Dennis Hopper foi muito mais além, em 1988 reuniu um elenco de estrelas e dirigiu o clássico, ‘Collors, As cores da violência’, filme que abordava a guerra das gangues de Los Angeles no final dos anos oitenta. Esse filme chegou ao brasil no início dos anos noventa e ajudou a mudar a cabeça dos jovens de periferia, como eu.

Collors foi o filme que me despertou o interesse pelo Rap e a minha admiração por um dos grandes nomes do Rap, chamado Ice T, como já havia comentado na crônica Neura das Gangues – Parte 1.

Foram tempos difíceis aqueles, morava na região da grande Porto Alegre, Vila Cerne em Canoas, um lugar esquecido por Deus e abandonado por natureza. A violência era uma constante na vida de qualquer adolescente, mas principalmente se tu fosse preto ou pardo. O abuso de poder por parte da Polícia Militar era muito pior que nos dias de hoje. Éramos agredidos sem motivos, as vezes torturados nas praças ou nos campos de futebol. A PM sabia que não havia ninguém por nós e usavam a gente como válvula de escape para seus problemas pessoais. Um dia tinha que dar merda.

Fiz parte dos “Demônios da Cerne”, uma gangue de adolescentes, Padeiro, Cabeção, João Batista, Nozinho, que quase nunca aparecia, e outros três que apareciam de vez em quando.

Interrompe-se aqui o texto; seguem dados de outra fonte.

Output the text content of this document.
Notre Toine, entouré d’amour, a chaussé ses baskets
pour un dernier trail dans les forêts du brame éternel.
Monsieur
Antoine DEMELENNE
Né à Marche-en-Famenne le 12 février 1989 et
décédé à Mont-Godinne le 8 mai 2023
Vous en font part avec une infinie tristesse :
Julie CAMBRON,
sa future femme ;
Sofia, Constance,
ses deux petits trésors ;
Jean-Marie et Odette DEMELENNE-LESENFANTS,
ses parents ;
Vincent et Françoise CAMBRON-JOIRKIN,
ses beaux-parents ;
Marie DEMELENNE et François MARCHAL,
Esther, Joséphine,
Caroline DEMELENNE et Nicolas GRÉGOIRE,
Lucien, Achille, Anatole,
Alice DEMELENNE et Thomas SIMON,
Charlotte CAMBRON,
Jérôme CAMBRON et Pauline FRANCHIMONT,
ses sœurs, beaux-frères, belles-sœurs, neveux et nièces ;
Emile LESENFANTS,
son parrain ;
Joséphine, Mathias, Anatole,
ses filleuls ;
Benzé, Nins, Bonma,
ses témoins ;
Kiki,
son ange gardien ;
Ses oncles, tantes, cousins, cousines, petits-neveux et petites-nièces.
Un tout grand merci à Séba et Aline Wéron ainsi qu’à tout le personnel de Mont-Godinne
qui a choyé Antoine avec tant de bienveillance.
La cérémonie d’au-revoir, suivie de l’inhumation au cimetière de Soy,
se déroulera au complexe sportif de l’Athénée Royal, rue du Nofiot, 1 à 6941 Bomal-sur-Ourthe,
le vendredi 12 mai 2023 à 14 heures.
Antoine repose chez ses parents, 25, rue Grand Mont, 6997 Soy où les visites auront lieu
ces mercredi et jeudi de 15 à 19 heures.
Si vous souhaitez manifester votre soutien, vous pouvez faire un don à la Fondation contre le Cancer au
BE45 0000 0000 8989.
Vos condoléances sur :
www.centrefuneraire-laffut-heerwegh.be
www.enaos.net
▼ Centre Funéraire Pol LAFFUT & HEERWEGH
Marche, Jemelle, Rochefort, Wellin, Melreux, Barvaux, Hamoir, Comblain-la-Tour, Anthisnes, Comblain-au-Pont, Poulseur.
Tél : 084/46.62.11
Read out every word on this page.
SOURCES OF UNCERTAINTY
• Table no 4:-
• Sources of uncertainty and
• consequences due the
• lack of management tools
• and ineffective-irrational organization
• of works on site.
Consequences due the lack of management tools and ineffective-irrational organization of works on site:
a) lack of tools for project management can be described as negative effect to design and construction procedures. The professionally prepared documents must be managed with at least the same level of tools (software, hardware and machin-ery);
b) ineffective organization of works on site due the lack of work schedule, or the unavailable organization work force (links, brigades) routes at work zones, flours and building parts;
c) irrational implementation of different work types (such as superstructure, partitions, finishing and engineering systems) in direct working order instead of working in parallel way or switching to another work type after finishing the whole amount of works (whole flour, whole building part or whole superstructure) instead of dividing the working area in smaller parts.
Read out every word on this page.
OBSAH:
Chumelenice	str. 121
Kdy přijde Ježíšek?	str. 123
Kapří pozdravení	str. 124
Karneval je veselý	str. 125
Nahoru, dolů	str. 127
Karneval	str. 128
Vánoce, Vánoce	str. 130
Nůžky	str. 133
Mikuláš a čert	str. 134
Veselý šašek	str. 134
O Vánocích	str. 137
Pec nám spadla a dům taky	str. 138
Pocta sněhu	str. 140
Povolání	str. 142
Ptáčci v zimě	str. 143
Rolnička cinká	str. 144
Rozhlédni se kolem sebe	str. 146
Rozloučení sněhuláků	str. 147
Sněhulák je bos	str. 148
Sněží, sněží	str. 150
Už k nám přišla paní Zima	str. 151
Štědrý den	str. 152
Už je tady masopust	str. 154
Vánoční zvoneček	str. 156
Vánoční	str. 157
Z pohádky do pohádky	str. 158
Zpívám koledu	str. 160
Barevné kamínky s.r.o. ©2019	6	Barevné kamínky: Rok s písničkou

A gente nunca entrava em confronto com as outras gangues porque nunca saia da vila, mas se reunia todos os dias na esquina de casa, pra contar piadas, mentiras e sonhar com o futuro, que pra muitos nem chegou. A gangue cresceu muito por não termos nada pra fazer, então nos reuníamos nas equinas e ali a gente ficava contando piadas, algumas mentiras e cuspindo tipo pato.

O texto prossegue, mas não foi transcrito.